Tuesday, December 20, 2016

God Calls the Morons of This World



I know an elderly lady, who is part of a very peculiar church. Look, I know that the King James Bible says God’s people are a peculiar people. The Bible even says that his people are morons. That’s the Greek word used when the English Bible says that “God calls the foolish of the world.” And the Greek word which the apostle Peter wrote, and which was rendered as “peculiar” in English, is a word that might be better translated as “purchased” because it has to do with belonging to someone as their possession. 

I won’t argue about whether the people of that church are a purchased people. I’ll just say they are truly a peculiar people.

The elderly lady attends a weekly service in a hotel meeting room with what is a small local segment of an international body, but worldwide they probably have less than 10,000 members. The attendance at the elderly lady’s weekly service varies between 3 and maybe 8 or 9.  Now, this lady can barely walk, but she must attend each week because the other two that regularly attend to make up the rest of the 3 are a gentleman of I would say about 70 and a woman probably in her early sixties. Those two are to be seen in each other’s company in public, but they apparently are not allowed to meet alone in the hotel meeting room without a third person in attendance because to do so would create the “appearance of evil”.  Who knows what they might be doing on the table during the pre-recorded hymn service!  

No, they must have someone else there or they cannot hold the service, and the elderly lady, old enough to be the mother of either of them, goes in case nobody else shows up to be that chaperone. I am not sure how that doesn’t give the appearance of evil also in this world of variable numbers of participants in certain acts, but evidently it doesn’t. Peculiar.
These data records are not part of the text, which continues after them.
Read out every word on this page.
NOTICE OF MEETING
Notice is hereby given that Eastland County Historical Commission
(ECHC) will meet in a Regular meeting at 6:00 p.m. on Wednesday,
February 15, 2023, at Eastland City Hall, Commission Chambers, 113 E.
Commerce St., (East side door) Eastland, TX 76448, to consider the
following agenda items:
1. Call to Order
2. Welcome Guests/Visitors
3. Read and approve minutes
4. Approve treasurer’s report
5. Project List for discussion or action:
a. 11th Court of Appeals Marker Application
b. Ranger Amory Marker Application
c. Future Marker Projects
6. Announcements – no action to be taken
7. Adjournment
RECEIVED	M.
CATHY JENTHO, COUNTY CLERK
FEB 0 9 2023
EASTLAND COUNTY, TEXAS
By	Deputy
I sometimes give the elderly lady a ride to her church service. That means driving across town to pick her up and then taking her across the street to the hotel. The others in her fellowship are not able to cross the street to do that for some reason.  Peculiar.

One day I went to fetch her and the door to the meeting room was locked. I didn’t realize that at that time they routinely locked the door. Talk about giving the appearance of evil. What might you be doing behind the locked door of a hotel room? I wondered how interested people (hypothetically there might be another peculiar person interested) would gain access.  I asked about it after the door was unlocked and opened. I was told that they were doing that so that nobody would shoot them. Peculiar.

I don’t mind peculiar. I’m pretty weird myself. But what I do mind is that when I talk to these people for more than a few minutes, I gain a sense that they are fearful. Afraid of doing the wrong thing.  Afraid that they may not achieve the eternal life they are seeking. Afraid that their performance won’t cut it.  I don’t detect love, because you cannot give what you don’t have, and fear is what thrives in the absence of love. In fact, the Bible says that “perfect love drives out fear.”  Now, that isn’t peculiar. That is basic psychology.

The love of God is unconditional, and in that unconditional love he promises eternal life to those morons he has called. It doesn’t depend on them. They can’t earn it, nor can anyone thwart him. He describes this in Romans 8, a chapter that begins with no condemnation and ends with no separation, while everything in between is your story if you are among the morons God has called.